八咫烏は手紙を読むと、どうしても捨てる事ができなかった高天原製の黒衣を身に纏い、出会った頃はまだ童女であった愛しい妻に娘の事を頼み、この集落の長である舅に妻子の事を頼むと、およそ十ウン年振りに鴉の形態をとり、高天原たかまがはらに向かって飛び立ったのだった。



かつて知ったる神殿につくと、なにやら重たい空気が流れていた。

鼻をすする音や、漏れ聞こえる小さな嗚咽。すれ違う官女は、目を赤く腫らしていたり、ハンカチで涙を拭っていたりした。


俺が廊下を歩いていても、咎める者が一人もいない。

まるで、人間界の通夜の様だった。


誰も自分の事を気にしないのを良い事に、八咫烏は大広間サロンへと向かった。何もなければ、天照を始めとする様々な神々は、そこで仕事をしてる筈だった。

まぁ、この様子だと、何事かはあったのだろうが、少なくとも遊興にふけっているという事は無いだろう。


大広間には、天照の他に、高木タカギ忍穂耳オシホミミ万幡豊秋津師ヨロズバタトヨアキツシが揃い、大きな鏡の前で涙を流していた。



滂沱の涙を流す 天照は、八咫烏の気配を感じたのか振り返り、彼に抱きつくと、


八咫烏ヤタガラスぅ。瓊瓊杵ニニギが死んじゃうよーーー」


突然、抱き着かれて困惑したが、彼等の見ていた鏡には、葦原中国地上の様子が映し出されていた。

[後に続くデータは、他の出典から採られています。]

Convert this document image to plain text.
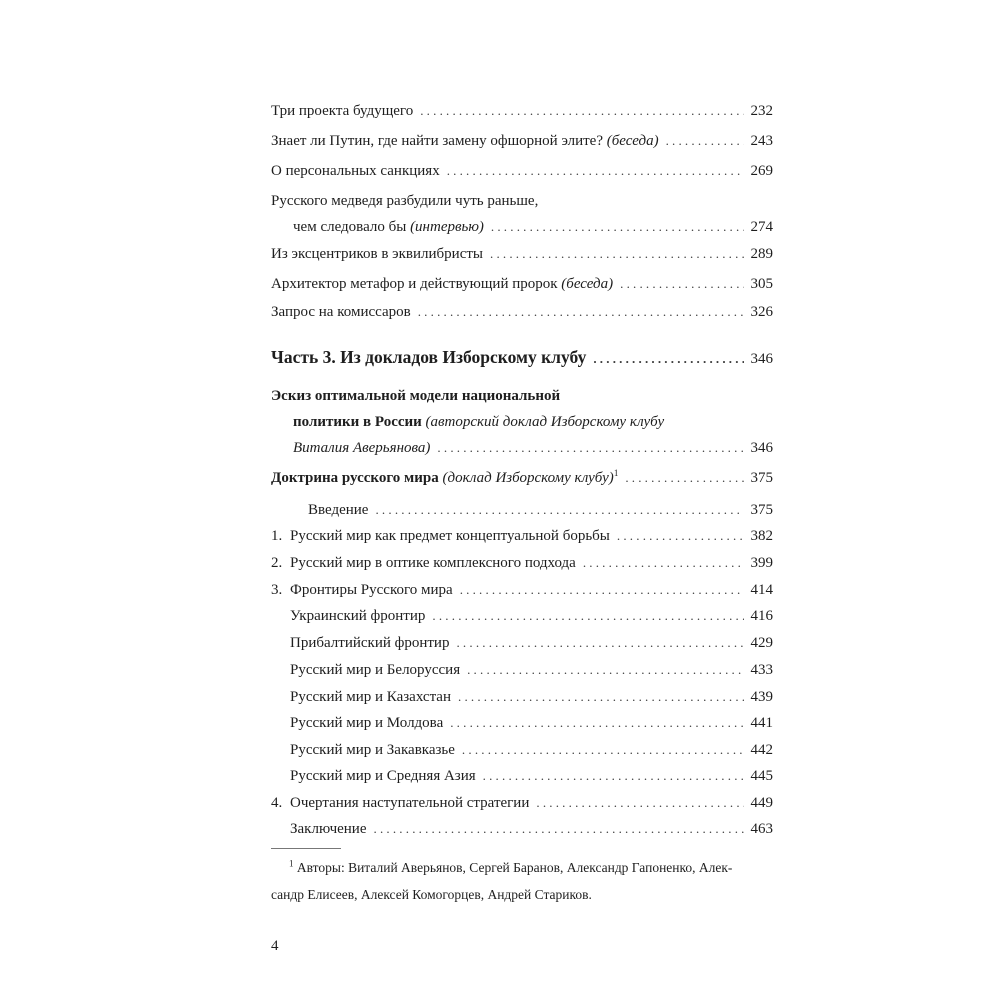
Три проекта будущего .....	232
Знает ли Путин, где найти замену офшорной элите? (беседа) .....	243
О персональных санкциях .....	269
Русского медведя разбудили чуть раньше,
чем следовало бы (интервью) .....	274
Из эксцентриков в эквилибристы .....	289
Архитектор метафор и действующий пророк (беседа) .....	305
Запрос на комиссаров .....	326
Часть 3. Из докладов Изборскому клубу .....	346
Эскиз оптимальной модели национальной
политики в России (авторский доклад Изборскому клубу
Виталия Аверьянова) .....	346
Доктрина русского мира (доклад Изборскому клубу)$^1$ .....	375
Введение .....	375
1. Русский мир как предмет концептуальной борьбы .....	382
2. Русский мир в оптике комплексного подхода .....	399
3. Фронтиры Русского мира .....	414
Украинский фронтир .....	416
Прибалтийский фронтир .....	429
Русский мир и Белоруссия .....	433
Русский мир и Казахстан .....	439
Русский мир и Молдова .....	441
Русский мир и Закавказье .....	442
Русский мир и Средняя Азия .....	445
4. Очертания наступательной стратегии .....	449
Заключение .....	463
$^1$ Авторы: Виталий Аверьянов, Сергей Баранов, Александр Гапоненко, Алек-
сандр Елисеев, Алексей Комогорцев, Андрей Стариков.
4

「くっ。思金オモイカネがついていながら、なんたる事だ」

「仕方ないよ。木花之佐久夜コノハナサクヤちゃんは別嬪さんだけど、石長イワナガちゃんを妻にするのは………今の瓊瓊杵には、ハードルが高すぎるよ。僕でも同じ選択をしたと思うよ」

「でも、あの子ニニギお義母様アマテラスの孫なのよ。それなのに、いつか死んでしまうなんて……うっうっ(泣)」


鏡には、老人に怒られて、しょんぼりと山を降りていく忍穂耳によく似た青年が映っていた。


神は死なない。

しかし、八咫烏には、どうしてそうなったのかは解らなかったが、天照の孫の瓊瓊杵に、普通の人間の様に死んでしまう運命が課せられた事だけは解った。